REALIZATION OF BEIJING PLATFORM UNDERPINS SUCCESS OF MILLENNIUM DEVELOPMENT GOALS, BUT PUSH TO ATTAIN GOALS MUST NOT NARROW AIMS OF WOMEN’S AGENDA, COMMISSION TOLD

08/03/2010
Regional Commissions Discuss Gaps in Meeting Beijing Targets, New Mechanisms to Advance Women’s Rights, Proposed Changes to United Nations Gender Architecture.

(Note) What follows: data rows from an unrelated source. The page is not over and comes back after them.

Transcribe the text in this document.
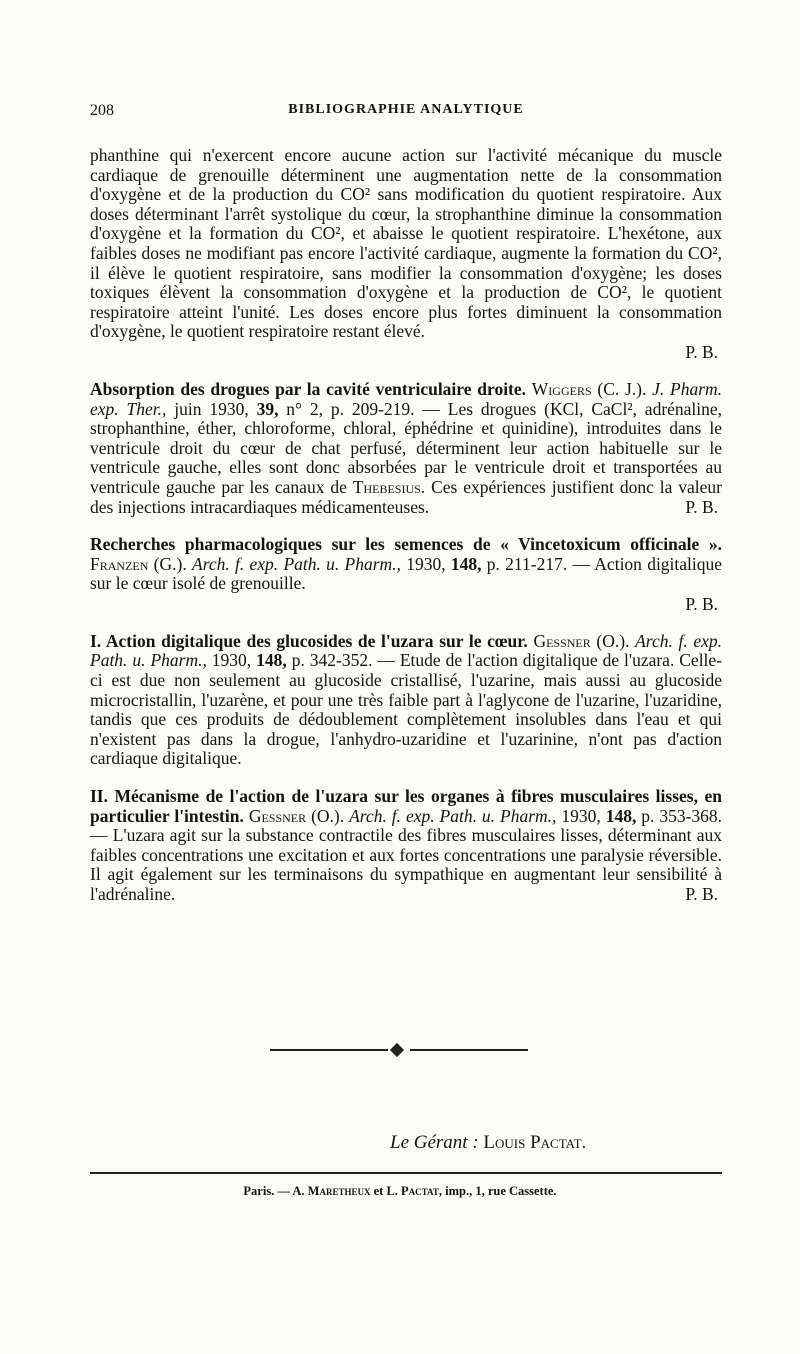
208	BIBLIOGRAPHIE ANALYTIQUE

phanthine qui n'exercent encore aucune action sur l'activité mécanique du muscle cardiaque de grenouille déterminent une augmentation nette de la consommation d'oxygène et de la production du CO² sans modification du quotient respiratoire. Aux doses déterminant l'arrêt systolique du cœur, la strophanthine diminue la consommation d'oxygène et la formation du CO², et abaisse le quotient respiratoire. L'hexétone, aux faibles doses ne modifiant pas encore l'activité cardiaque, augmente la formation du CO², il élève le quotient respiratoire, sans modifier la consommation d'oxygène; les doses toxiques élèvent la consommation d'oxygène et la production de CO², le quotient respiratoire atteint l'unité. Les doses encore plus fortes diminuent la consommation d'oxygène, le quotient respiratoire restant élevé.

P. B.

Absorption des drogues par la cavité ventriculaire droite. Wiggers (C. J.). J. Pharm. exp. Ther., juin 1930, 39, n° 2, p. 209-219. — Les drogues (KCl, CaCl², adrénaline, strophanthine, éther, chloroforme, chloral, éphédrine et quinidine), introduites dans le ventricule droit du cœur de chat perfusé, déterminent leur action habituelle sur le ventricule gauche, elles sont donc absorbées par le ventricule droit et transportées au ventricule gauche par les canaux de Thebesius. Ces expériences justifient donc la valeur des injections intracardiaques médicamenteuses.	P. B.

Recherches pharmacologiques sur les semences de « Vincetoxicum officinale ». Franzen (G.). Arch. f. exp. Path. u. Pharm., 1930, 148, p. 211-217. — Action digitalique sur le cœur isolé de grenouille.

P. B.

I. Action digitalique des glucosides de l'uzara sur le cœur. Gessner (O.). Arch. f. exp. Path. u. Pharm., 1930, 148, p. 342-352. — Etude de l'action digitalique de l'uzara. Celle-ci est due non seulement au glucoside cristallisé, l'uzarine, mais aussi au glucoside microcristallin, l'uzarène, et pour une très faible part à l'aglycone de l'uzarine, l'uzaridine, tandis que ces produits de dédoublement complètement insolubles dans l'eau et qui n'existent pas dans la drogue, l'anhydro-uzaridine et l'uzarinine, n'ont pas d'action cardiaque digitalique.

II. Mécanisme de l'action de l'uzara sur les organes à fibres musculaires lisses, en particulier l'intestin. Gessner (O.). Arch. f. exp. Path. u. Pharm., 1930, 148, p. 353-368. — L'uzara agit sur la substance contractile des fibres musculaires lisses, déterminant aux faibles concentrations une excitation et aux fortes concentrations une paralysie réversible. Il agit également sur les terminaisons du sympathique en augmentant leur sensibilité à l'adrénaline.	P. B.

Le Gérant : Louis Pactat.
Paris. — A. Maretheux et L. Pactat, imp., 1, rue Cassette.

Implementing the Beijing Platform for Action was essential for achieving the Millennium Development Goals, but the well-known conceptual shift in approaching poverty as a multidimensional phenomenon had not been matched by a similarly comprehensive approach to women’s empowerment, the Commission o­n the Status of Women heard today, as it held two high-level panels that both zeroed in o­n filling strategy and implementation gaps. 

 

“We are so distracted by the push for the achievement of the Goals that we are going to narrow down the objectives and the agenda that we adopted 15 years ago,” said panelist Zo Randriamaro, Training Coordinator with Development Alternatives for Women in a New Era (DAWN), o­ne of three morning panelists to discuss the linkages between implementing the Beijing Platform and achieving the Goals.  In a spirited exchange with Government and civil society delegates, she stressed that although the Goals could strengthen implementation of the Platform, they included o­nly some of the Platform’s objectives, which was a concern.

 

In opening remarks, she said women’s empowerment urgently required a coherent and multi-sectoral approach.  Moreover, women’s empowerment and gender equality required a development framework that recognized that the objectives of the Platform and the Goals could not be reached when essential social services were being eroded by privatization.  A rights-based approach to the Goals and gender equality was a moral obligation and development imperative.

 

Striking a similar tone, panelist Eva Rathgeber, who held the Joint Chair of Women’s Studies at the University of Ottawa/Carleton University in Canada, said implementation of the Beijing Platform had been slow, in part, because national plans had had limited success in changing policy in a way that would speed gender equality.  Often, Governments had taken poor or no action o­n that front, and civil society had not adequately pushed for compliance with commitments.

 

She said indicators were poor or non-existent and, since they were commonly national aggregates, often masked inequities.  And there had been few international forums for dialogue o­n the issues.  There were many ways to change those trends, especially by ensuring that Governments complied with human rights obligations in the Convention o­n the Elimination of All Forms of Discrimination against Women.

 

Shedding light o­n o­ne success, Gülden Türkoz-Cosslett, the United Nations Development Programme (UNDP) Resident Representative and Resident Coordinator in Albania, said women there had improved their participation in decision-making.  The number of female Parliament members elected in last June’s national elections had more than doubled from that of the previous election, from 7 per cent in 2005 to 16.4 per cent in 2009.  Albania, a pilot country of the “Delivering as o­ne” programme had, through improved accountability tools such as the Gender Score Card, seen first-hand the impacts of a strong gender agency.

 

The afternoon panel, which focused o­n “Regional Perspectives in progress and remaining gaps and challenges in the implementation of the Beijing Platform for Action”, heard findings from the reports of the five United Nations regional commissions, which had been undertaken in preparation for the 15-year review at the fifty-fourth session.  Four of the five commissions also had organized intergovernmental regional meetings.

 

In their presentations, speakers generally emphasized the significant gains made in recent years.  In Asia, for example, most Governments now had a single mechanism to advance women’s rights.  Some 400 representatives had participated in the region’s review of the Platform for Action and adopted the Bangkok Declaration o­n Beijing + 15, which welcomed, among other things, proposed changes to the United Nations architecture.  In Europe, trends showed that countries across the region had made substantial progress since the last review in criminalizing violence against women and in providing assistance to victims.  Women’s empowerment had also been bolstered in Western Asia by the creation of family laws and family courts.  Further, 19 of the 22 Arab States had ratified the women’s Convention.